Policy

Unemployment Rate Drops, But Fewer People are Working

|


Newly gainfully employed as I am, I admit to feeling a little warmer and fuzzier about the economy than I did not so long ago. That shiny, new 8.2 percent unemployment rate people are pointing to with a tentative sigh of relief? Yeah, that's me. (Hi, mom!) But even as news stories note a bit of a dark cloud to that silver lining in the form of fewer-than-expected new jobs—even leading their coverage with that datum—there's still more reason to take that dipping unemployment rate with a grain of salt. That's because, even as jobless numbers have dipped, so have the ranks of people who actually have jobs.

In February 2012, or so says the Bureau of Labor Statistics, the labor participation rate was 63.9 percent. In March, it dropped to 63.8 percent. That's down from 64.2 percent in March of 2011. And, if you're not participating, you don't get counted—whether or not you have a job. So, despite an unemployment rate nominally moving in an encouraging direction, 31,000 fewer people were drawing paychecks last month than the month before.

In fact, the labor participation rate has been consistently spiraling down for several years now, and there really isn't a soft landing for numbers of this sort.

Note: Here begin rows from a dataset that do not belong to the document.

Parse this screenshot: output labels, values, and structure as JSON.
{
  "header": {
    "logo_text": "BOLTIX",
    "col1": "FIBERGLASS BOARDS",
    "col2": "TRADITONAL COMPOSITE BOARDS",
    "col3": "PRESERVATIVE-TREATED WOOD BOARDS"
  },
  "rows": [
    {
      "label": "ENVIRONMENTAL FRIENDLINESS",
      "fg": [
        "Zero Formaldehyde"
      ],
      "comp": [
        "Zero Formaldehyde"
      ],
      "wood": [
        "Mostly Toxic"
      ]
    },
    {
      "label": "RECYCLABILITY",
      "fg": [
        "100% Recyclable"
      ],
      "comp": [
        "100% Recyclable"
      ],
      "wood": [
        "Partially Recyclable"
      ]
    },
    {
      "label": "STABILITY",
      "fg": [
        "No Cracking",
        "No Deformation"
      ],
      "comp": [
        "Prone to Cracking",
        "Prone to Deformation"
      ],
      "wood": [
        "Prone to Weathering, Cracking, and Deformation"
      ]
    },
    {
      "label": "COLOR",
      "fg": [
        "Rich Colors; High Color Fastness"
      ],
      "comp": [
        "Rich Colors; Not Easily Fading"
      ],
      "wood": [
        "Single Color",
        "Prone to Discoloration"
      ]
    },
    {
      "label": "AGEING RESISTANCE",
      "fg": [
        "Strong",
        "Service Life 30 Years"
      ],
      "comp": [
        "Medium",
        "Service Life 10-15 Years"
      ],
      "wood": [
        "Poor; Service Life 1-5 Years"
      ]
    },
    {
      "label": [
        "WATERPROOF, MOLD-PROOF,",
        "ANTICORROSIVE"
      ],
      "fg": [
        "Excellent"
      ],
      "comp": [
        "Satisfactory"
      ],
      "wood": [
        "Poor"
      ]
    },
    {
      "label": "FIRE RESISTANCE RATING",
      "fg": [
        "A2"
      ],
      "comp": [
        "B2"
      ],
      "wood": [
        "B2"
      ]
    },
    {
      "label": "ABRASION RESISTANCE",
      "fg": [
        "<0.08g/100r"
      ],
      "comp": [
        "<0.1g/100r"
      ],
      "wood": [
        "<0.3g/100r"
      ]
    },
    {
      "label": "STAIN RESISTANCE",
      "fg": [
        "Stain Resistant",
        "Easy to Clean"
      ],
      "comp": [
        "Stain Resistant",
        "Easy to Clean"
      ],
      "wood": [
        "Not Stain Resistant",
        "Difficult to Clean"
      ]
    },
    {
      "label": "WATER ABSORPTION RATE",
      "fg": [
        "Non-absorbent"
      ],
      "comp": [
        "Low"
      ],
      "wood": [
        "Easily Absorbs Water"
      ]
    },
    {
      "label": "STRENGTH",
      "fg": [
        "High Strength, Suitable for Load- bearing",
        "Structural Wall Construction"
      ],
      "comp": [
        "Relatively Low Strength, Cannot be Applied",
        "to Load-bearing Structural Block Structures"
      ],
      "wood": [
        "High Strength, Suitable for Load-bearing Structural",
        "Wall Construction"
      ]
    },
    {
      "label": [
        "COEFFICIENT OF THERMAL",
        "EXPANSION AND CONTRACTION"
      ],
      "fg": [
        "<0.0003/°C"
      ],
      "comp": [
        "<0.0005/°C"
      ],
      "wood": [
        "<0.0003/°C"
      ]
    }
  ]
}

Cruddy labor numbers aren't an Obama-specific problem—the participation rate has been dropping for over a decade, ever since the halcyon days of the dot-com bubble.

But then, we already knew that the lousy economy was a success of bipartisan cooperation. It takes a lot of cross-aisle hand-shaking to drive the national debt from simply disturbing levels to Greek-style over-achievement in the course of a decade. Why wouldn't that sort of talent work equal magic with the labor market?